Second, you’ve got to sell the tale. If you’re about to rub your friends’ noses into a deep, festering pile of envy over an exotic surf score, it’s crucial to dig deep for the dramatic. Turning quiet and giving your best thousand-yard stare, going all glassy eyed and misty, or ordering another round of drinks are all classic methods of imparting some seriousness just before you drop the hammer about your once-in-a-lifetime score at a rarely surfed Central California sandbar. If the story doesn’t excite you while telling it, it ain’t exciting to anybody listening, either.

The author, sitting, in one of the few pieces of photographic evidence the fabled Baja trip did happen.

Which leads right into the third, and maybe most important, part of building a tall surf tale: constant embellishment. “As we tell and retell surf stories,” says Gerry Lopez in his memoir Surf Is Where You Find It, “waves grow ever more enormous and frightening, wipeouts ache immeasurably more each time, and our heroes dwarf human scale.” Yup.
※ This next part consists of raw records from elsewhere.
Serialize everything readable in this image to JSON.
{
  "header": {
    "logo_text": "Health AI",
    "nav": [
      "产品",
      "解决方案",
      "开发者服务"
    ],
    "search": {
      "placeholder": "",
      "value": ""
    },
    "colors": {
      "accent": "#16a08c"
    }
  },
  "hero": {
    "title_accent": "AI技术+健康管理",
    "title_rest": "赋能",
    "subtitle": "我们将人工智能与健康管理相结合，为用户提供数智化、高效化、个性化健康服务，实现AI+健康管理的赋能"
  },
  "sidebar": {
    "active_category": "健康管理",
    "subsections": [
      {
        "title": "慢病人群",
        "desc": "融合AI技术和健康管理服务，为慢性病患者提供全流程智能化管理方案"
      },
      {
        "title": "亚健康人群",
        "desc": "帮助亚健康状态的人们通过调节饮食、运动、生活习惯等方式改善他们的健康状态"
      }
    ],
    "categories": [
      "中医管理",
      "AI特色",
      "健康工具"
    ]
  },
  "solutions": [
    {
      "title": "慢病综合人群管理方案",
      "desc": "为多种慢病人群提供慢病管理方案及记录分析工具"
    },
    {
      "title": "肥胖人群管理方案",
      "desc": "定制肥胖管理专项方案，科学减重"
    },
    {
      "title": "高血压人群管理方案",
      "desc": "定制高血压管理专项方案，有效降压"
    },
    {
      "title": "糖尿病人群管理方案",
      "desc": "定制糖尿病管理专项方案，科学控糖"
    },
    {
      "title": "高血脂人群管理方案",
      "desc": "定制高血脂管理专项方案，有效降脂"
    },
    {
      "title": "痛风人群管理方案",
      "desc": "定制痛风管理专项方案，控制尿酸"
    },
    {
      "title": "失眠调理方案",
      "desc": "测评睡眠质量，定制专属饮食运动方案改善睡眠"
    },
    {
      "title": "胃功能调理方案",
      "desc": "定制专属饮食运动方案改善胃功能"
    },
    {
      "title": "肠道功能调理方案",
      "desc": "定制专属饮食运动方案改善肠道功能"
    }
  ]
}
Gerry’s exactly right. Every single time I tell my Baja story, I add something new. Another layer of epic sheen.

The thing is, I’m not exactly lying. It’s just that the trip gets better and better in my head each time I remember it. Was that wave really a carbon copy of Kirra on its best day? I don’t know, but it sure sounds better that way, doesn’t it? And now, if you were to ever tell the story yourself, those details are in your head, too. Think of the surf story like a years-long game of telephone. You get to set the thing in motion with your first telling of the tale. Then, each time somebody else recounts the adventure, they add their own little flourish. Before you know it, the tale has become a legend.

Though for the tale to develop into a full-blown legend, the real truth must never be known. This is the final step in your surf tale’s journey toward mythic status. A thick, impenetrable layer of golden haze obscuring what actually happened must always be preserved.

As the years have piled onto my blessed Baja trip, moments of acute perception have occasionally flashed through my brain. Didn’t I spend, like, an entire day drunkenly wandering to the end of the point? If that’s true, there must have been at least one day when the waves turned to shit. And wait a minute—there was a fourth guy in the lineup toward the end of the trip, wasn’t there? Or am I just imagining him? Maybe we weren’t totally alone after all.

The golden haze has obscured even my memory, and even if I could remember that trip with clear-headed accuracy, I’d never tell. In my little circle of surfing brotherhood, the epic Baja discovery of 1990-something has been inscribed into the surf mythology canon. Who am I to spoil the mystique?